Dernièrement, j’ai écouté le reportage de la journaliste Claudie Simard, de Radio-Canada Mauricie–Centre-du-Québec, au sujet de l’article 611 de la Loi sur la famille du Québec. J’en ai relu la transcription sur le site de Radio-Canada quelques jours plus tard. Cet article de loi concerne les droits d’accès des grands-parents à leurs petits-enfants.

Bien que la loi ait été écrite avec de bonnes intentions, comme celle de permettre aux grands-parents de voir leurs petits-enfants lors de séparations des parents, ce qui crée une nouvelle cellule familiale, des relations tendues, nous devons toutefois constater des dérives potentielles: chantage émotif, financier, etc. On note aussi parfois venant des grands-parents une volonté de contrôle, des valeurs ou des façons de faire différentes de celles des parents.

Ces dérives peuvent porter préjudice aux enfants, taxer les relations familiales et donner aux enfants un portrait déformé de la vie en société. Ce déséquilibre influencera négativement la loyauté d’un enfant pour ceux qu’il aime et qui l’entourent, et le suivra jusque dans sa vie d’adulte. C’est dans l’enfance que se prépare le développement psychologique, social et émotionnel d’une personne.

L’Organisation mondiale de la santé de même que les spécialistes en psychologie de l’enfant conseillent un minimum de trois ans de présence et de stabilité avec les parents. La présence constante des figures parentales dans la routine quotidienne des enfants est essentielle à leur développement affectif, à la formation du MOI, à leur confiance en eux-mêmes et aux autres. Ce cocon de sécurité les amènera à la capacité de créer des relations interpersonnelles de qualité, à la confiance pour avancer dans la vie et à devenir des adultes responsables et équilibrés.

Pendant ces trois premières années, l’enfant a besoin de la présence constante et aimante de ses parents. Si je vous suis bien, il est écrit dans la loi «qu’il est dans l’intérêt de l’enfant de développer une relation personnelle avec ses grands-parents». Mais si cette relation est ou bien toxique, ou bien inexistante, la loi imposerait tout de même que l’on s’y conforme, même si «ce n’est pas de gaieté de cœur» pour reprendre vos paroles.

On comprend que certains parents sont déchirés de devoir se conformer à un ordre du tribunal qui favorise les grands-parents. Qu’il y ait près de 1000 appels à votre association ne changera rien à la réalité de ces parents. D’autant plus que les frais de cour sont élevés.

Bien sûr, que des grands-parents aient pu profiter des bienfaits de cette Loi, et tisser des liens durables, est tout à fait louable. Mais ces grands-parents ne sont pas les premiers responsables de l’éducation des enfants. Un désaccord entre parents et grands-parents engendre souvent une certaine forme de violence pouvant affecter la dynamique familiale, même si le couple resserre tous les liens possibles pour passer au travers de ce drame. Une loi discutable aura souvent un impact sur la vie de plusieurs enfants.
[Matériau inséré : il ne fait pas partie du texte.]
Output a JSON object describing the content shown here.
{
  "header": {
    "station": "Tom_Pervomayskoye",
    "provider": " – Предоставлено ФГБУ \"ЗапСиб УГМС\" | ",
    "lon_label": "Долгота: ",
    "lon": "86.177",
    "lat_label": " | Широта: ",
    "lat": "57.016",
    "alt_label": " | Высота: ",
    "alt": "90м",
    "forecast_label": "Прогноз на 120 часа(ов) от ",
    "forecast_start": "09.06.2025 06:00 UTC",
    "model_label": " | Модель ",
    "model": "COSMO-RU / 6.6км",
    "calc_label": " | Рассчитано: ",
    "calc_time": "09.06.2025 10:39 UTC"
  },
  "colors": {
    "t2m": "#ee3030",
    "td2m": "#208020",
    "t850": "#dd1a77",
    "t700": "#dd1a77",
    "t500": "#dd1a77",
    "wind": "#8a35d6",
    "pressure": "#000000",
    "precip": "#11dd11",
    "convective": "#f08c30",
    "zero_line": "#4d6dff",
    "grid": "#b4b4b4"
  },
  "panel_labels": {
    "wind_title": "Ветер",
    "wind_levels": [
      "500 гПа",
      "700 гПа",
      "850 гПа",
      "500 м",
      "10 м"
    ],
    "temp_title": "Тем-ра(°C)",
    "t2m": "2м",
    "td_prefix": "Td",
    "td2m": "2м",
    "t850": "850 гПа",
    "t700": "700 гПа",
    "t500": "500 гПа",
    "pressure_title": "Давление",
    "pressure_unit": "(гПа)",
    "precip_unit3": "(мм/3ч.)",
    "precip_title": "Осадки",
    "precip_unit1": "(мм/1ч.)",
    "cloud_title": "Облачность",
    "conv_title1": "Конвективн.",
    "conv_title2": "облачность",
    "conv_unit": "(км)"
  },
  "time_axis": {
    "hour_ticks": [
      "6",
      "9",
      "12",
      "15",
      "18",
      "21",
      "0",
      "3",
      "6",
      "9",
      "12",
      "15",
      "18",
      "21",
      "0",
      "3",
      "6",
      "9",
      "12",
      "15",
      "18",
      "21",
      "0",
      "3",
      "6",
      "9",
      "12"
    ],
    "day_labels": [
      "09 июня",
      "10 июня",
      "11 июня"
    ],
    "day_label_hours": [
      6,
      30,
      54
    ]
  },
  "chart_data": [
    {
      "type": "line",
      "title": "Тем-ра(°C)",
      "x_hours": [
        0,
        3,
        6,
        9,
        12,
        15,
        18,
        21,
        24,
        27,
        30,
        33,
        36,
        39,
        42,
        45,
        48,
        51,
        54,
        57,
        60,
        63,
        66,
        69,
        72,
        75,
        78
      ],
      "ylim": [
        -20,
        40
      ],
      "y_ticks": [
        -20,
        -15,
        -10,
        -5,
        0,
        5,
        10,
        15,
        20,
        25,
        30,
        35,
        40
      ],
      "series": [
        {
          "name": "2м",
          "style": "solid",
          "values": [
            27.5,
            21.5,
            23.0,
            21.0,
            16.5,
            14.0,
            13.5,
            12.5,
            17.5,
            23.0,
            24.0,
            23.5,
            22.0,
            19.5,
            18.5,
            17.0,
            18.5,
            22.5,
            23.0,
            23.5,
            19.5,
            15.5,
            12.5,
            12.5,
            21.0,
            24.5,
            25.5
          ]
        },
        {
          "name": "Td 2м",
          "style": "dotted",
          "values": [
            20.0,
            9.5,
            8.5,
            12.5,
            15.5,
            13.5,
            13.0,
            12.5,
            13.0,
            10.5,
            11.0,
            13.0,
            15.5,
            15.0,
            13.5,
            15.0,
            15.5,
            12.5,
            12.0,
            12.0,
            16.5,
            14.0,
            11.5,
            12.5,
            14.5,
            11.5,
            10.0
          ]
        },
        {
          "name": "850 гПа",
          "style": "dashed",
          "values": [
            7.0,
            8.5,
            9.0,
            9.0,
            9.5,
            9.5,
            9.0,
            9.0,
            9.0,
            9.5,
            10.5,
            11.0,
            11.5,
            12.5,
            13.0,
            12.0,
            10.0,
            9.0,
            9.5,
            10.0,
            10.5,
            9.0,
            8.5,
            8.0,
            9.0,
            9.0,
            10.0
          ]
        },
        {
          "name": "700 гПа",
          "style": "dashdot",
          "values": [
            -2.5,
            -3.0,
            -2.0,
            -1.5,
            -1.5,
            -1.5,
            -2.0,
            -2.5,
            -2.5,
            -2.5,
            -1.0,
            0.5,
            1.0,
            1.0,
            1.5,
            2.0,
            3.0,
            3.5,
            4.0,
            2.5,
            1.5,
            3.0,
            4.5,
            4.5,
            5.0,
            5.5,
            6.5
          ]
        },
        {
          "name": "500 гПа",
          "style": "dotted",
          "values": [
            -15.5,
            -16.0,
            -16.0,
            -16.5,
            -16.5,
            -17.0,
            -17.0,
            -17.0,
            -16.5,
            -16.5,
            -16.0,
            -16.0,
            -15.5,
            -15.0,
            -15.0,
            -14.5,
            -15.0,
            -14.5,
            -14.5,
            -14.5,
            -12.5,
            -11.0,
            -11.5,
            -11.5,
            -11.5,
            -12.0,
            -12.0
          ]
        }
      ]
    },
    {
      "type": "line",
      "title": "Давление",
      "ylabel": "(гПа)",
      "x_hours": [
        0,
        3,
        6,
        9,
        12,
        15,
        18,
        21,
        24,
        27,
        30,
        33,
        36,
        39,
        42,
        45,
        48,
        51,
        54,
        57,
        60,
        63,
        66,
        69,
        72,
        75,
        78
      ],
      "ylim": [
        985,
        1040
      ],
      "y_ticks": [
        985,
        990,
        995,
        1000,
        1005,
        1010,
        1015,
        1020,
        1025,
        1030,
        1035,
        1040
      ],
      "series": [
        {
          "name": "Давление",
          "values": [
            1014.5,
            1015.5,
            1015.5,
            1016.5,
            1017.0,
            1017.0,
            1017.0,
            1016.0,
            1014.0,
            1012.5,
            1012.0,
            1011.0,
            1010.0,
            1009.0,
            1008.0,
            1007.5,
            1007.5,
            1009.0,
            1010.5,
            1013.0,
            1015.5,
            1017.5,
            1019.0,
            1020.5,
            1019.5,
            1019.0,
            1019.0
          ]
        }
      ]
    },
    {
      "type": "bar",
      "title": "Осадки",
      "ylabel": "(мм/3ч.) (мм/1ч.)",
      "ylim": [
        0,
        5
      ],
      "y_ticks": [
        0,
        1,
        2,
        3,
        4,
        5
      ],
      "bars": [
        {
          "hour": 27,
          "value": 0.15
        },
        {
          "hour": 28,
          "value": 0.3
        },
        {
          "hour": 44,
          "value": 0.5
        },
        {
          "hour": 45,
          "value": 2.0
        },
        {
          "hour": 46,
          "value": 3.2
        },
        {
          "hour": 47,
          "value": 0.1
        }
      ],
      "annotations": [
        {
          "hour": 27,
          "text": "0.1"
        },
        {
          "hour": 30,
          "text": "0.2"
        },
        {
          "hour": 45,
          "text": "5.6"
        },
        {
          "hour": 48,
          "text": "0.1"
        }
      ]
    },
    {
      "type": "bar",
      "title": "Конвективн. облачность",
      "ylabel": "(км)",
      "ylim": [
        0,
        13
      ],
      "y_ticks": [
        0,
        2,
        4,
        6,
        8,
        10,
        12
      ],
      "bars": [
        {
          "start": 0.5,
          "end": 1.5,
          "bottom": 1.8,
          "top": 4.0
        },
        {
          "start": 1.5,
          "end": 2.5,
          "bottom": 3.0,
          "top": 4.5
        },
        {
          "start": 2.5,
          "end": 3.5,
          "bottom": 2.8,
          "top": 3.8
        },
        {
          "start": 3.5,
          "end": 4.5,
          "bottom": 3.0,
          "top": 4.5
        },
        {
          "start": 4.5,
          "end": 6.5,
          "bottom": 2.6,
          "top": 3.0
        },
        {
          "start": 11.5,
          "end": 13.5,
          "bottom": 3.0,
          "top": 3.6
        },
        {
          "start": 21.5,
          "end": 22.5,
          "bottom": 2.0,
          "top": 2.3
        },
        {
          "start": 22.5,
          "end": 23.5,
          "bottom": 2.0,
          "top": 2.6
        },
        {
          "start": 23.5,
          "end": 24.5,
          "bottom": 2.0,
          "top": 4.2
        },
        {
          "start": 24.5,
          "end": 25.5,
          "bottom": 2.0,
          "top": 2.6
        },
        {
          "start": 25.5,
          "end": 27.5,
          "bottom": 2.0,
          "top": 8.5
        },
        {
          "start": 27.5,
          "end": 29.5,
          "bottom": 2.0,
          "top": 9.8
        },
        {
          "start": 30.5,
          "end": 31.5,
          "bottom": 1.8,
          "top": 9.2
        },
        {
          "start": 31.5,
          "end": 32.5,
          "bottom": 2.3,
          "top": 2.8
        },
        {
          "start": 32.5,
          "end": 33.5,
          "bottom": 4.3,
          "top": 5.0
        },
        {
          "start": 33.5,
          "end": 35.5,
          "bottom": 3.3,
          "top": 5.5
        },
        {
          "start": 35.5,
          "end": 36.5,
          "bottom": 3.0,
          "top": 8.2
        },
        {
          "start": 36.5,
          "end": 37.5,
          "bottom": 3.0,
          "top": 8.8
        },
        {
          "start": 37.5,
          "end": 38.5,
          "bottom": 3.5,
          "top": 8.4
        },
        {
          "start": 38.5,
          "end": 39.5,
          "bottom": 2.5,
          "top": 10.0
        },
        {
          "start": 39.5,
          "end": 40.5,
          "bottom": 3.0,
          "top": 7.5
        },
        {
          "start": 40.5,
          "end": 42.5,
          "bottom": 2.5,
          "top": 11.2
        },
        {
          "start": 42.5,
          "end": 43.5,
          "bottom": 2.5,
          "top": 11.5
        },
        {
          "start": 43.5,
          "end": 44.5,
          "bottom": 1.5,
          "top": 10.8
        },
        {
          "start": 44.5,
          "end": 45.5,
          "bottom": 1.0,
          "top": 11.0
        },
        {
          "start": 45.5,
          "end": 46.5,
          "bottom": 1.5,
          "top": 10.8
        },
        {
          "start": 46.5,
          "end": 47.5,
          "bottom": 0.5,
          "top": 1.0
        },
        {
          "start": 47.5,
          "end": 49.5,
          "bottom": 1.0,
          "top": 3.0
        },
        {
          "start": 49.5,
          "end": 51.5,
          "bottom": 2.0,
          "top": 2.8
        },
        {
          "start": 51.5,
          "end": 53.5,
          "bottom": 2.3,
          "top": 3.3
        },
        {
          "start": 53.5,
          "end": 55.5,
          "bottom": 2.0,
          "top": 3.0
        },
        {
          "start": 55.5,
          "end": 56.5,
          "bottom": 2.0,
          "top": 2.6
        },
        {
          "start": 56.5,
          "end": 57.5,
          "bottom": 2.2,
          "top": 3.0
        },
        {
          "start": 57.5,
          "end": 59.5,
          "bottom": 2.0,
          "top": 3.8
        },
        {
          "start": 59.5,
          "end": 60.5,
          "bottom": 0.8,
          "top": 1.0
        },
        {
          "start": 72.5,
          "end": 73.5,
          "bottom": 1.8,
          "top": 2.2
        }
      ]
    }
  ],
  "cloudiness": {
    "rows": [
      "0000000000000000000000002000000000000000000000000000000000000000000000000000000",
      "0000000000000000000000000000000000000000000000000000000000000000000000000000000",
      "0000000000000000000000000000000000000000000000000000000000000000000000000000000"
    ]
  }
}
Vous faites mention d’un interdit de contacts possible entre l’enfant et ses parents quand les grands-parents ont la garde des enfants. N’est-ce pas exagéré? Et si les deux familles des grands-parents veulent se prévaloir du droit accordé par l’article 611 de la loi, chacun à leur tour, les parents ne verraient plus leurs enfants que du lundi au vendredi, ce qui est aberrant! D’après ce que j’en comprends, cette loi risque d’avoir un effet néfaste sur la formation des petits.

Bref, les grands-parents devraient respecter l’autorité parentale.